Aunque muchas cosas que creemos son ciertas, existen misterios que nunca resolveremos. Y es en estos espacios donde la fe se ve desafiada a crecer.

Winn Collier 20 de abril de 2025

Un pastor debería creer en Dios; eso suele ser así. 

Usted puede imaginar, entonces, el terror que sentí cuando surgió mi pregunta más oscura. El siniestro asalto se deslizó desde las sombras y se clavó en mi corazón como una serpiente de cascabel que hunde sus colmillos en la carne. ¿Dios es real?

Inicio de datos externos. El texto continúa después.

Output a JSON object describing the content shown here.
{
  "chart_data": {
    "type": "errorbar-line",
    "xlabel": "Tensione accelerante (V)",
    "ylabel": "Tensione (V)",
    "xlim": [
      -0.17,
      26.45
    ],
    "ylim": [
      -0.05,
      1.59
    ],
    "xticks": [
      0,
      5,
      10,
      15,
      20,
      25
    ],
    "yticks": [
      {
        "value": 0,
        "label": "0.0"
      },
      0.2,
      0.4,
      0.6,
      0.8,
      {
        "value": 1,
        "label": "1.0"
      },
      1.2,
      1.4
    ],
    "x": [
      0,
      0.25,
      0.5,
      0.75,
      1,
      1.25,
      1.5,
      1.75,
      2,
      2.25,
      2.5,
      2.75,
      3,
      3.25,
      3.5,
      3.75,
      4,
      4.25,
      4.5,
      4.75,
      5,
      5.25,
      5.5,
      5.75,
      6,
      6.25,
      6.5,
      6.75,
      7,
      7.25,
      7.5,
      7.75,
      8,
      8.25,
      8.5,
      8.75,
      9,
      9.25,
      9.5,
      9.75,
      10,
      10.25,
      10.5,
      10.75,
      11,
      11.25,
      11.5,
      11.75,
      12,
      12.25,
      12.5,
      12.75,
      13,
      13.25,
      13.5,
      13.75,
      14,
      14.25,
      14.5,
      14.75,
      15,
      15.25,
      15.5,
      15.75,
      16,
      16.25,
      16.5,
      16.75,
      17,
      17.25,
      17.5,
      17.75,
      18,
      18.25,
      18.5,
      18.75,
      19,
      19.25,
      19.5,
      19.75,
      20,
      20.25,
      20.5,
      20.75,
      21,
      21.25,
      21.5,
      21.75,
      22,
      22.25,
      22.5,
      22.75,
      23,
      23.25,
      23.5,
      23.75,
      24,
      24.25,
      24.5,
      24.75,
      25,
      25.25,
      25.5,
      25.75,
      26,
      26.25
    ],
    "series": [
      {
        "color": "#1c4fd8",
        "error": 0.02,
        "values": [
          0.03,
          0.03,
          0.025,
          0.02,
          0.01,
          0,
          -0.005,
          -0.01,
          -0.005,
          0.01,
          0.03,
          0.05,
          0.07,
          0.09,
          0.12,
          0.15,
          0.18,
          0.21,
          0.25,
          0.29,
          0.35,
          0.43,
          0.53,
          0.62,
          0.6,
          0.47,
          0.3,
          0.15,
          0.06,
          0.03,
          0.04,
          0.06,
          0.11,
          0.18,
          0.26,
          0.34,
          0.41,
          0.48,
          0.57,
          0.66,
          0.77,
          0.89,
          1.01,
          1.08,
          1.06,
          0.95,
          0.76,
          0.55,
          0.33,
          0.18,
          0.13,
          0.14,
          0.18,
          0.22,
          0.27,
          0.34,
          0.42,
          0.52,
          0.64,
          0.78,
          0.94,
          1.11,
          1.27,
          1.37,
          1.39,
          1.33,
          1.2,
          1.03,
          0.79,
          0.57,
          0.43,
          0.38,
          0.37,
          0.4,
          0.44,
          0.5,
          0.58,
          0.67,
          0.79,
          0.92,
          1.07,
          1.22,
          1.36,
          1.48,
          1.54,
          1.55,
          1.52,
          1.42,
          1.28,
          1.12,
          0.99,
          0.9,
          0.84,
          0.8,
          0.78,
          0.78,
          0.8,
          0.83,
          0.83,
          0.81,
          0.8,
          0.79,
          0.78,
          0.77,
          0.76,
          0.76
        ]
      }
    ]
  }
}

Durante las primeras décadas de mi vida, la fe me resultó fácil. Mi crianza fue cómoda y, en muchos sentidos, protegida. Inmerso en la iglesia, podía tener una respuesta estándar para casi cualquier dilema. Había experimentado poco dolor o decepción, y disfrutaba de la amistad de personas que veían a Dios y al mundo de manera similar a la mía. Nada me había obligado todavía a lidiar con oraciones que parecían no tener respuesta o con un Dios que guardaba silencio y no actuaba según mis requisitos preestablecidos. El Dios que yo creía conocer era predecible y siempre llegaba a tiempo. Este Dios se adaptaba a mis sensibilidades y caprichos, encajaba dentro de mi cómodo marco de referencia. En líneas generales, logré inventar un Dios que no requería ninguna fe.

Pero una serie de decepciones y una etapa prolongada y angustiante de desorientación espiritual me llevaron a preguntarme si Dios era real. Eso me obligó a volver a las Sagradas Escrituras y al testimonio de cristianos a lo largo de la historia. Descubrí un Dios mucho menos controlable de lo que yo imaginaba, uno que no podía ser contenido en una fórmula simple y fácil de digerir. Encontré a un Dios que se acercó a su pueblo con ternura, pero que también tronó desde la montaña. Conocí a un Señor Jesús que lloraba y se afligía, pero que también mostraba una furia justa. Encontré a un Dios que resistía las maquinaciones humanas, que contradecía las expectativas y que (de una u otra manera) nos desconcertaba a casi todos.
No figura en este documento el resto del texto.